MVP Accelerator

The MVP accelerator is a co-processor designed to perform matrix and vector operations. Using hardware accelerated kernel implementations will reduce neural network inference time, as well as off-load the main processor to allow it to perform other tasks or go to sleep.

Silicon Labs has implemented common neural network operators as programs to be executed on the MVP and integrated these with TensorFlow Lite for Microcontrollers. The MVP has 5 array controllers, each of which can support iterating in 3 independent dimensions. Each dimension is limited to 1024 elements, with a stride between each element of 2047. The limiting factor for most neural network operations is therefore the product of the width and depth dimensions, since this becomes the stride in the height dimension.

All MVP-accelerated operations take signed 8-bit integers as input and output. If the inner dimension of the tensor has even size, each element can contain two int8 values, interpreted as a single complex int8 value by the accelerator. The accelerator can then effectively support 2048 int8 values. If the inner dimension is odd, the accelerator must perform one computation at a time, which reduces performance and limits the dimension size to 1024 int8 values.

The operators listed below will be accelerated using the MVP if tensor sizes allow. If a specific tensor cannot be accelerated, the implementation will automatically fall back to using optimized (CMSIS-NN) or reference kernel implementations at runtime. To maximize the likelihood that an operator is supported by the accelerator, use even-valued numbers of channels when designing the model.

Internally, the MVP accelerator uses 16-bit floating point math, even when taking 8-bit integers as input. This means that there is a slight reduction in accuracy of computations, which may be especially noticeable when performing operations that accumulate many elements.

For more information about the MVP hardware accelerator, see the reference manual for EFR32xG24.
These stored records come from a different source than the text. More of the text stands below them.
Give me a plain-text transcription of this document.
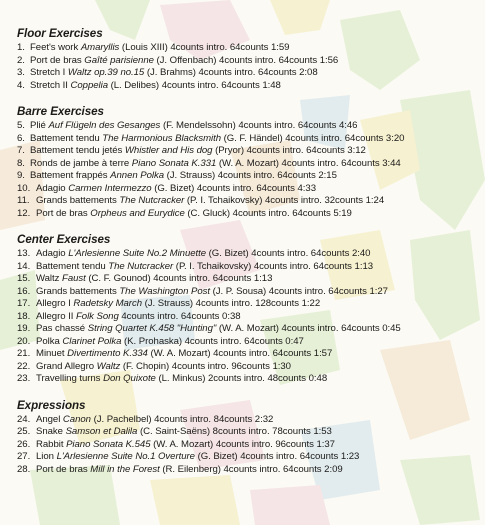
Floor Exercises
1. Feet's work Amaryllis (Louis XIII) 4counts intro. 64counts 1:59
2. Port de bras Gaîté parisienne (J. Offenbach) 4counts intro. 64counts 1:56
3. Stretch I Waltz op.39 no.15 (J. Brahms) 4counts intro. 64counts 2:08
4. Stretch II Coppelia (L. Delibes) 4counts intro. 64counts 1:48
Barre Exercises
5. Plié Auf Flügeln des Gesanges (F. Mendelssohn) 4counts intro. 64counts 4:46
6. Battement tendu The Harmonious Blacksmith (G. F. Händel) 4counts intro. 64counts 3:20
7. Battement tendu jetés Whistler and His dog (Pryor) 4counts intro. 64counts 3:12
8. Ronds de jambe à terre Piano Sonata K.331 (W. A. Mozart) 4counts intro. 64counts 3:44
9. Battement frappés Annen Polka (J. Strauss) 4counts intro. 64counts 2:15
10. Adagio Carmen Intermezzo (G. Bizet) 4counts intro. 64counts 4:33
11. Grands battements The Nutcracker (P. I. Tchaikovsky) 4counts intro. 32counts 1:24
12. Port de bras Orpheus and Eurydice (C. Gluck) 4counts intro. 64counts 5:19
Center Exercises
13. Adagio L'Arlesienne Suite No.2 Minuette (G. Bizet) 4counts intro. 64counts 2:40
14. Battement tendu The Nutcracker (P. I. Tchaikovsky) 4counts intro. 64counts 1:13
15. Waltz Faust (C. F. Gounod) 4counts intro. 64counts 1:13
16. Grands battements The Washington Post (J. P. Sousa) 4counts intro. 64counts 1:27
17. Allegro I Radetsky March (J. Strauss) 4counts intro. 128counts 1:22
18. Allegro II Folk Song 4counts intro. 64counts 0:38
19. Pas chassé String Quartet K.458 "Hunting" (W. A. Mozart) 4counts intro. 64counts 0:45
20. Polka Clarinet Polka (K. Prohaska) 4counts intro. 64counts 0:47
21. Minuet Divertimento K.334 (W. A. Mozart) 4counts intro. 64counts 1:57
22. Grand Allegro Waltz (F. Chopin) 4counts intro. 96counts 1:30
23. Travelling turns Don Quixote (L. Minkus) 2counts intro. 48counts 0:48
Expressions
24. Angel Canon (J. Pachelbel) 4counts intro. 84counts 2:32
25. Snake Samson et Dalila (C. Saint-Saëns) 8counts intro. 78counts 1:53
26. Rabbit Piano Sonata K.545 (W. A. Mozart) 4counts intro. 96counts 1:37
27. Lion L'Arlesienne Suite No.1 Overture (G. Bizet) 4counts intro. 64counts 1:23
28. Port de bras Mill in the Forest (R. Eilenberg) 4counts intro. 64counts 2:09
Accelerated TensorFlow operators

Add

TensorFlow operator name: ADD

Any tensor size is supported.

FullyConnected (Dense)

TensorFlow operator name: FULLY_CONNECTED, FULLY_CONNECTED_INT8

Supports tensors where all dimensions are within the 1024 element limit. Also supports larger tensors where the size of the last dimension is decomposable into two factors that are both within the 1024 element limit.

AveragePool2D

TensorFlow operator name: AVERAGE_POOL_2D

Supports tensors where width*channels is within the 2047 element stride limit and all dimensions are within the 1024 element limit.

MaxPool2D

TensorFlow operator name: MAX_POOL_2D

Supports tensors where width*channels is within the 2047 element stride limit and all dimensions are within the 1024 element limit.

Conv2D

TensorFlow operator name: CONV_2D

Supports tensors where width*channels is within the 2047 element stride limit and all dimensions are within the 1024 element limit.

DepthwiseConv2D

TensorFlow operator name: DEPTHWISE_CONV_2D

Supports tensors where width*channels is within the 2047 element stride limit and all dimensions are within the 1024 element limit. Dilation is not supported.

TransposeConv2D

TensorFlow operator name: TRANSPOSE_CONV_2D

Supports tensors where width*channels is within the 2047 element stride limit and all dimensions are within the 1024 element limit. Dilation is not supported.

Suspending Execution While Waiting for Accelerator

The software API for the MVP accelerator is blocking, meaning that any call to the MVP driver will wait for completion before returning from the function call. To save energy, the driver can optionally suspend execution of the main processor while waiting for the accelerator to complete an operation. By default, the main processor busy-waits for the accelerator.

No sleep (0)

When the "No sleep" option is used, the MCU core will busy-wait for the MVP to finish. This is the option which provides the fastest MVP execution time. The "No sleep" option can be used in a bare metal application or an application using a real-time operating system (RTOS).

Enter EM1 (1)

When the "Enter EM1" option is used, the MCU will be put into Energy Mode 1 whenever the driver waits for an MVP program to complete. The "Enter EM1" option is not safe to use in an application using RTOS because it will prevent proper RTOS scheduling.

Yield RTOS thread (2)

When the "Yield RTOS thread" option is used, the task waiting for the MVP program to complete will yield, allowing other tasks in the system to run or potentially let the scheduler put the system into a sleep mode. The "Yield RTOS thread" requires that the application is using an RTOS.

The power mode of the MVP driver can be configured by setting the SL_MVP_POWER_MODE configuration option in the sl_mvp_config.h configuration header.